Lets break down what this means. Nagel rejects creationism out of hand, and I won't go into his reasons here. How about chance? If the universe is directed in some manner, then chance doesn't enter the picture. Many philosophers, determinists in particular, would agree with the latter clause, though they may deny the former. The determinist may then say: "Sure, I don't believe in chance either; one needn't believe the universe is directed in order to rule out the possibility that genuine chance played a role in its shaping. But this makes me nervous: doesn't directedness talk require that one have a director?" This is an old debate, but Nagel thinks that teleological explanation doesn't require that one reference the intention of a deity that stands above the process itself. Instead, he argues that the directedness of the process can be discerned from examining how it unfolds in the world. This is fair. Many philosophers have argued that we can have direction without intention (Plato, Hegel, etc.). On this picture, we don't use our reason to get at, or conceptualize, the mindless world. Instead, our reason is an expression of the very world we are products of. Reason is not thrust upon the world; it reveals itself in the world. As Nagel notes:
"The view that rational intelligibility lies at the root of nature makes me, in a broad sense, an idealist--not a subjective idealist, as it doesn't amount to the claim that the world is ultimately appearance--but an objective idealist in the tradition of Plato and perhaps also other post-Kantians, such as Schelling and Hegel, who are usually called absolute idealists" (17).

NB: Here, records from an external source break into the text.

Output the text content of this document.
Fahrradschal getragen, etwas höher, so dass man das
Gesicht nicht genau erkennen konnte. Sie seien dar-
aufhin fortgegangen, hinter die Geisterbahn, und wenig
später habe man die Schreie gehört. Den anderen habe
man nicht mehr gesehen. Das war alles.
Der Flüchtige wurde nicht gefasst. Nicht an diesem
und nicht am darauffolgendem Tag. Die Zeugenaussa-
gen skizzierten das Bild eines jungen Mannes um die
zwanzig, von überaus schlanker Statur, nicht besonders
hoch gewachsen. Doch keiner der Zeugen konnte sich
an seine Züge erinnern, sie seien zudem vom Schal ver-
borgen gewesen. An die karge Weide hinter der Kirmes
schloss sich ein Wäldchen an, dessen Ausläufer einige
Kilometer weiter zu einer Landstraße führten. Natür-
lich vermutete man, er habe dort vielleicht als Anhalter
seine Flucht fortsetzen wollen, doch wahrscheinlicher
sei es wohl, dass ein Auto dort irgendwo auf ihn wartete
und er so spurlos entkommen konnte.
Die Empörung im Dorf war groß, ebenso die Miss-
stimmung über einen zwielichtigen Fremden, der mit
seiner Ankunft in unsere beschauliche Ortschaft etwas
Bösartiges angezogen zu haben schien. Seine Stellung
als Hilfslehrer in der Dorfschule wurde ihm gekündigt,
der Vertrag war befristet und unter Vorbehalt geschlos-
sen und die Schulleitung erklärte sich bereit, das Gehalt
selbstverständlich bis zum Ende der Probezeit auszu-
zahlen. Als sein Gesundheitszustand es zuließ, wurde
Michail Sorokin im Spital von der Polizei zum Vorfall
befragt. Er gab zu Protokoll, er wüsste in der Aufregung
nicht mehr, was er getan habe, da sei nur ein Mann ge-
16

This sounds like a pretty radical view, but there are a couple of reasons that we shouldn't be totally suspicious of Nagel, or the concept of teleology, here.
First, there has been a recent surge of work on Aristotelian biology that suggests our dismissal of its key elements are based on a misunderstanding of the text. This fact shouldn't be a surprise to anyone familiar with the intellectual history of the early modern period--Galileo's and Decartes' dismissal of Aristotle is quite thin at times; surely a reaction to Scholasticism more than Aristotle himself. (I would even hazard to argue Descartes and Galileo's deployment of the primary-secondary quality distinction has wreaked as much, if not more, havoc on the state of philosophy as anything Aristotle had to say.) Second, Michael Thompson, in his book Life and Action: Elementary Structures of Practice and Practical Thought, and Robert Brandom, in various places, have argued that key terms in biology (life, function, etc.) are irreducibly normative. If this is the case, maybe we should look a bit closer at what we are doing when we do science and not simply assume that we are past these issues. (I would argue that Dennett even realizes this is his more careful moments).
Just something to think about. Has anyone read this yet? If there is enough interest in the book, we could do a reading group on it through the Not School.